1. Scan for unprocessed PDFs

The script scans _staging/input/ for .pdf files that do not have a .processed_{filename} marker file. This marker is created after successful processing, making the operation idempotent.

2. Send to LlamaParse

Each PDF is sent to the LlamaParse cloud API with configurable extraction tier:

Tier	Use Case	Cost
`fast`	Quick extraction without formatting, cheapest	Low
`cost_effective`	Best cost-benefit for clean digital text (default)	Medium
`agentic`	Scanned PDFs or complex layouts	High

The parser is configured for Portuguese (language="pt") with 2 workers:

parser = LlamaParse(
    result_type="markdown",
    num_workers=2,
    verbose=True,
    language="pt",
)
documents = await parser.aload_data(str(pdf_path))

3. Split into chapters

The split_into_chapters() function divides the markdown output by H1 (#) and H2 (##) headers.

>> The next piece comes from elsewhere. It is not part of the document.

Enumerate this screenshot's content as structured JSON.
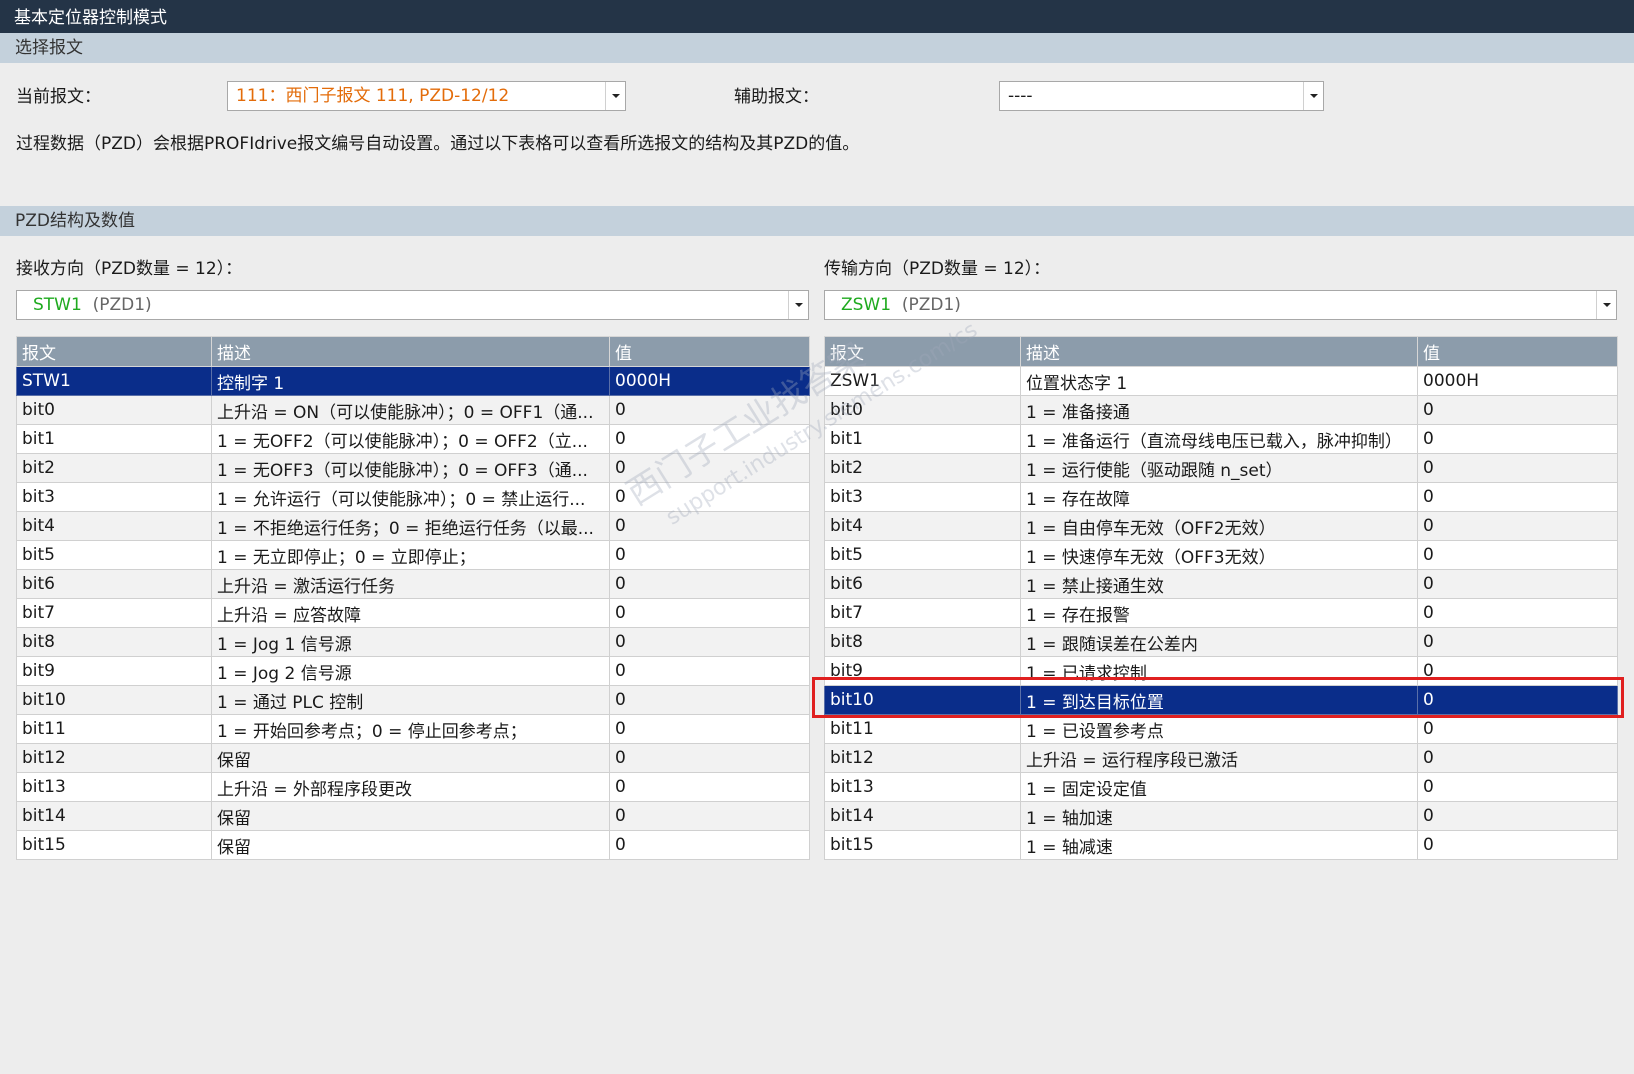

Each chapter becomes an independent chunk:

def split_into_chapters(markdown_text: str, filename: str) -> list[dict]:
    lines = markdown_text.split('\n')
    chunks = []
    current_chunk = {
        "title": "Introdução / Pré-textual",
        "level": 0,
        "content": [],
        "page_hint": ""
    }
    parent_title = filename

    for line in lines:
        h1_match = re.match(r'^# (.+)$', line)
        h2_match = re.match(r'^## (.+)$', line)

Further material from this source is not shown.